Former Herbalife distributors who objected to an approved class-action settlement have asked a federal judge in Los Angeles to reconsider her decision.
Herbalife Ltd. last year agreed to reserve US$15 million for distributors and abide by other terms including a number of corporate reforms to settle a class-action lawsuit that alleged the multilevel marketer (MLM) was a pyramid scheme.
Judge Beverly Reid O’Connell concluded in May that the settlement was fair, adequate, and reasonable. But lawyers representing 18 distributors who previously objected to the agreement aren’t done contesting its adequacy. A motion for reconsideration was filed Wednesday, asking the judge to vacate the final judgment and order of dismissal in the case.
Massachusetts lawyer Douglas Brooks argued the notice to the class was inadequate and that the named plaintiffs in the lawsuit didn’t have the right or “standing" to seek injunctive relief because they are no longer active participants in the MLM. And the judge erred by failing to independently evaluate the value of the plaintiffs’ lawsuit, according to Brooks’ 29-page memorandum.
Finally, Brooks referenced an old speech by Herbalife CEO Michael Johnson and a recent Herbalife annual sales convention or “Extravaganza" where the St.
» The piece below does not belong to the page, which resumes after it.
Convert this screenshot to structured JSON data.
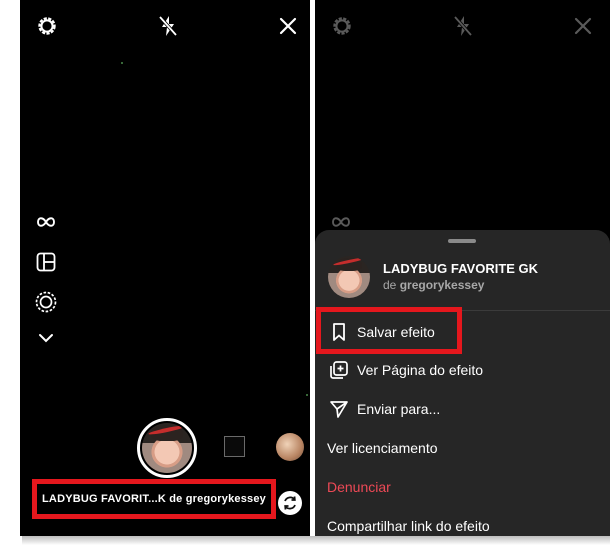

Louis Post-Dispatch interviewed distributors who operate in a level dubbed “Future Millionaire." Last month, the New York Post quoted Johnson in a 2005 speech as stating that distributors had sometimes engaged in unethical practices, and Herbalife’s leader reportedly encouraged high-level distributors to do the right thing.
“The conduct at last week’s Herbalife Extravaganza in St. Louis indicates that Michael Johnson’s warnings to Herbalife’s high level distributors have been ignored, and that Herbalife is not serious about enforcing them," Brooks wrote.
Although the company has faced accusations that it operates a massive pyramid scheme and is being investigated by state and federal authorities, fewer than 8,000 individuals—or less than 1 percent of class members—filed a claim for relief under the class-action settlement.
Herbalife doesn’t see a problem with that. Earlier this year, Herbalife argued in court papers that the majority of class members who declined to file a claim “confirmed the integrity of its business model."
Herbalife on Wednesday declined to comment on the motion for reconsideration.
If the judge declines to change her mind, Brooks’ clients will have to decide whether to live with the final settlement or lodge an appeal with the U.S. Court of Appeals for the Ninth Circuit.
The former distributors are being represented by Brooks and the Los Angeles law firm Cohen McKeon LLP.